The pronouncement that we all have to do things we don’t want to do is stated as a Cosmic Truth, especially as an adult tells it to a child. It’s loaded with feelings and experience a child can’t possibly understand, but the subtext was clear to me:
Life is not much fun.
I can’t resist picking apart Cosmic Truths as an adult, and as I think about this one it occurs to me it really has to do with personal power more than wanting or not wanting. It’s not framed in terms of personal power because our emotional intelligence is so low. Making choices based on whether we want to do something or not is childish. Power resides in the act of choice, not in the wanting or not wanting.
Steering our lives solely by our desires is hedonism, a belief that satisfaction of desires is the purpose of life. Desire, though, is so shallow, so fleeting. And it’s never permanently satisfied. No matter how well and pleasurably we’ve eaten, we’ll be hungry again. Desire is a treadmill we can never get off.
This is not to say we shouldn’t ever choose something we want or say no to something we don’t want, but our desire is easily manipulated. That’s why advertising works. If we can be easily manipulated, we’re not standing in our power. Addiction is based, at least in the beginning, on wanting and not wanting.
A more useful question than What do I want to do? is What would be the most powerful thing to do? We might want to eat a carton of ice cream, but a walk feeds our health, well-being, and thus personal power much better. After all, one carton of ice cream leads nowhere but to another. Personal power can lead us to joy and experience a carton of ice cream never dreamed of.
- If we don’t choose to do difficult, frightening, or new things, we’ll never grow.
- If we don’t choose to take care of our bodies, they won’t function well.
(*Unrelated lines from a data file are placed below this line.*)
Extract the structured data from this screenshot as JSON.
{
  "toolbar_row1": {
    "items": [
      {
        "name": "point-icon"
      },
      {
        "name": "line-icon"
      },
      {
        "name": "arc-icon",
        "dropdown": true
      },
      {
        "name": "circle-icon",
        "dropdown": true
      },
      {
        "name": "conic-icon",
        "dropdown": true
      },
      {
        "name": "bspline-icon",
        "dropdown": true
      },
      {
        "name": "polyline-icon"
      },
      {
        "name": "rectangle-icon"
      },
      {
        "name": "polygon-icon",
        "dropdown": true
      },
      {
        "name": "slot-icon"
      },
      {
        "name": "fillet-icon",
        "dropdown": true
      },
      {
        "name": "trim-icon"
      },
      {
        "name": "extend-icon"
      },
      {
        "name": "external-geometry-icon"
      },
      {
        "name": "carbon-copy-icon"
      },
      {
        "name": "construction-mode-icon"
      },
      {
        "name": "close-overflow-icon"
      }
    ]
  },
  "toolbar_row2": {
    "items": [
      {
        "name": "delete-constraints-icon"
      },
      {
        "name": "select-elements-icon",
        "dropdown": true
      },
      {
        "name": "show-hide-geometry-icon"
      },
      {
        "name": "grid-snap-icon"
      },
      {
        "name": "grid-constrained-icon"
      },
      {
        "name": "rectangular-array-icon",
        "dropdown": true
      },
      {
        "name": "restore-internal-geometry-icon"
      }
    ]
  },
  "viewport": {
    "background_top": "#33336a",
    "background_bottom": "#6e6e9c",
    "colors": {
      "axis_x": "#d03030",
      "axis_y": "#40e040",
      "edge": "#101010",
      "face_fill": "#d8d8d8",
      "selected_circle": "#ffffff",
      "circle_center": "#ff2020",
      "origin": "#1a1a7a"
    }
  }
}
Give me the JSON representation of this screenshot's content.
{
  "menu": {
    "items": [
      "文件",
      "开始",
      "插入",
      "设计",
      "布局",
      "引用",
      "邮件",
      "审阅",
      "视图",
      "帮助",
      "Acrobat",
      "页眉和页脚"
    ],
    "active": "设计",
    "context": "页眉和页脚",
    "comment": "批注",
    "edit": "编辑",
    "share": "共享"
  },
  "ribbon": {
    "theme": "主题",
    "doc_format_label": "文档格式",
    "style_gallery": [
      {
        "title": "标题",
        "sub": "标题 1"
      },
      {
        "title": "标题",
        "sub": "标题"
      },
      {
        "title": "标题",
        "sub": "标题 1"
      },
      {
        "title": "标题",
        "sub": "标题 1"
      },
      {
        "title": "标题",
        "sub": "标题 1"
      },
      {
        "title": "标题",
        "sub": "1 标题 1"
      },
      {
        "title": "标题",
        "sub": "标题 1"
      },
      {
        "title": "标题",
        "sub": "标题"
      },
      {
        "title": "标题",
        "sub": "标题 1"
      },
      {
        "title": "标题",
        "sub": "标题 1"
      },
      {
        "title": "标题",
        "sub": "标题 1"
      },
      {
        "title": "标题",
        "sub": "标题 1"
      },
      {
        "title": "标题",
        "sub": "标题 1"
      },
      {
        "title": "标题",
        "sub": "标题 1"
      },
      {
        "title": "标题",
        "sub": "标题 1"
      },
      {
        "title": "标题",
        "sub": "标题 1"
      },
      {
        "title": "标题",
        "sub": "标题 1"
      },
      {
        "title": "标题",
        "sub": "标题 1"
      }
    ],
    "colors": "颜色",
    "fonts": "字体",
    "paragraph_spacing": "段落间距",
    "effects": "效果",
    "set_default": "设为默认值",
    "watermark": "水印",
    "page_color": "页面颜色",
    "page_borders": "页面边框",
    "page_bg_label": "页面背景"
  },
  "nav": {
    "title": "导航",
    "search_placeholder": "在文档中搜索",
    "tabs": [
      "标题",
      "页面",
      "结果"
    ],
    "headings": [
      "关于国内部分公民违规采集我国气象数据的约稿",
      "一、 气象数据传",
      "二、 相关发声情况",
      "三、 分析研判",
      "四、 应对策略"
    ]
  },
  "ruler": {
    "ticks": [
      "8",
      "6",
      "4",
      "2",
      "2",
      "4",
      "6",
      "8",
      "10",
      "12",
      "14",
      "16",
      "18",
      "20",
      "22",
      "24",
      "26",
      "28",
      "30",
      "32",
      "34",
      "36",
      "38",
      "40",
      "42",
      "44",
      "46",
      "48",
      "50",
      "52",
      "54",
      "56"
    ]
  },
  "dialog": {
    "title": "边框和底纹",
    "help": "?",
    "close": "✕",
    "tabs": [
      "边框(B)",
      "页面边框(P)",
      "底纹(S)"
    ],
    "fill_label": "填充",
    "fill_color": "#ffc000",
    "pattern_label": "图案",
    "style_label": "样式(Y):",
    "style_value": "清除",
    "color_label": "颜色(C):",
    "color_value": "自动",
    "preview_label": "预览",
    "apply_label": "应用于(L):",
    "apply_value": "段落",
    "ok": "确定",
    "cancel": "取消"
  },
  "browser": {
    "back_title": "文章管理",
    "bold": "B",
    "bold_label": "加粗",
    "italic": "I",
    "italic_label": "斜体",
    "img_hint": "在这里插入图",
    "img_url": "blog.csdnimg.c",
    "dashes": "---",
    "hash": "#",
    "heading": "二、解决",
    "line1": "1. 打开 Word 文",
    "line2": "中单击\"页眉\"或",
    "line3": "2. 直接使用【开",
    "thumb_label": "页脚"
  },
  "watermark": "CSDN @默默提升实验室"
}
- If we don’t choose to be self-sufficient and resilient, we’ll be dependent.
- If we don’t choose to learn anything, we’ll remain ignorant.
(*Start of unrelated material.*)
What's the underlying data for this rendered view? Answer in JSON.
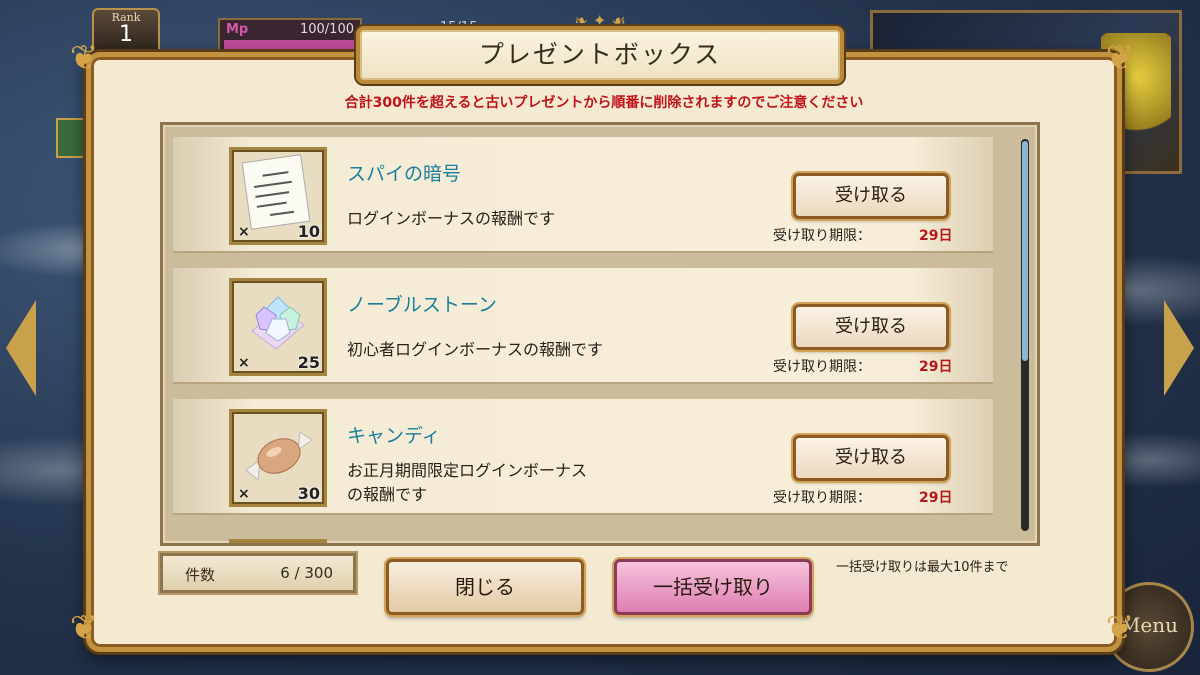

- If we don’t choose to plan ahead, prepare, or manage consequences, we diminish our choices, waste resource, and weaken the contribution we’re capable of making.
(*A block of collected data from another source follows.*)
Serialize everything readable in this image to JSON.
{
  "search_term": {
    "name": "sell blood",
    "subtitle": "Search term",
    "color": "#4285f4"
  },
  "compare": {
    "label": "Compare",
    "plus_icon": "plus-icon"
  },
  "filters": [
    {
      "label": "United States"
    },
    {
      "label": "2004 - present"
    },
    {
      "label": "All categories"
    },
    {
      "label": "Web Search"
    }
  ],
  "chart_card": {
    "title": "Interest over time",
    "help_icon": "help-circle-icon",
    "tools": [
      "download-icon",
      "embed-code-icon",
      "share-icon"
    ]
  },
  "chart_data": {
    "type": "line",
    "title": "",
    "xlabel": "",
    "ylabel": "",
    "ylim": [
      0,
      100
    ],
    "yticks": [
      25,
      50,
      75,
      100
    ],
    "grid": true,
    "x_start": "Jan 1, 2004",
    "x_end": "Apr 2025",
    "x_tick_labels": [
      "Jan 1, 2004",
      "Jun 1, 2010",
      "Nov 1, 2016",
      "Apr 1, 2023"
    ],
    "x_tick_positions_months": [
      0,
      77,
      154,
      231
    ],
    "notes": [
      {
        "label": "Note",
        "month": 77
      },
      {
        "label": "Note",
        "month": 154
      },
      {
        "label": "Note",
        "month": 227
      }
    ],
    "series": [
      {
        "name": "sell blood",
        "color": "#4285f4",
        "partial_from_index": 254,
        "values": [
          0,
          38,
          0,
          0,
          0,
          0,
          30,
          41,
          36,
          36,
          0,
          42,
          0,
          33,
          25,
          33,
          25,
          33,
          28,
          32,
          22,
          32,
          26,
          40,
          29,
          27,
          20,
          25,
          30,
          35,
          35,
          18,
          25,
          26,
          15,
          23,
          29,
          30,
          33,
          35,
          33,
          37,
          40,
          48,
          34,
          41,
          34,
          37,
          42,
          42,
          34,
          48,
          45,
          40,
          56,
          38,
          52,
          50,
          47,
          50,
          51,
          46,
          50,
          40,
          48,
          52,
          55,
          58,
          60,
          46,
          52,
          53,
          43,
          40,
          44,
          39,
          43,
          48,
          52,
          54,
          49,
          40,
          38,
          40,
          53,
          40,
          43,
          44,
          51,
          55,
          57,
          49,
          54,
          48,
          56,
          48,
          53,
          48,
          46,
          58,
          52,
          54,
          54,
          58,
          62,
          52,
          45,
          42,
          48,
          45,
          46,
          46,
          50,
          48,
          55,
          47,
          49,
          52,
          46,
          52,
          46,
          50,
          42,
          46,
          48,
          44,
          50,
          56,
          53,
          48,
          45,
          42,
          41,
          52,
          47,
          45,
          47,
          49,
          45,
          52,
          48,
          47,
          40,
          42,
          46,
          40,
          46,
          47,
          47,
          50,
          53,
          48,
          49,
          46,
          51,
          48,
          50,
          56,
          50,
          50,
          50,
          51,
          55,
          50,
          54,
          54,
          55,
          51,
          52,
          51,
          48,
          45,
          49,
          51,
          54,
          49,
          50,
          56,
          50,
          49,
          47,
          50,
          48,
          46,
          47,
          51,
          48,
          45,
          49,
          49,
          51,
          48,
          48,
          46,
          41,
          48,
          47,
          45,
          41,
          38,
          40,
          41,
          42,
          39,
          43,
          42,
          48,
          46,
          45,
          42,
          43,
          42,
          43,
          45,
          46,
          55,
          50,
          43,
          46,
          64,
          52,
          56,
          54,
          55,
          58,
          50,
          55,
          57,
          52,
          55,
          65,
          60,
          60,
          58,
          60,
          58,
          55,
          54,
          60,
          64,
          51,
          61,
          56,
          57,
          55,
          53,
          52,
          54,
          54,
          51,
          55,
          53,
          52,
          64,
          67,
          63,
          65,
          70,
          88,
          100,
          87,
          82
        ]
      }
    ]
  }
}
- If we don’t choose the responsibility of commitment and making choices, someone else will make our choices for us.
And so on.
I’m changing the frame. I’m less interested in what I want and what I don’t want and more interested in how my choices affect my power, and the power of those around me. I’m willing to do what I don’t want to do if it’s a step on a road leading to integrity, power, healthy relationship, or anything else important to me. At the same time, I can exercise my right to say no to things that won’t take me where I want to go.
It’s about power, not desire. Any three-year-old can want and not want. It takes an adult to manage a healthy balance of personal power.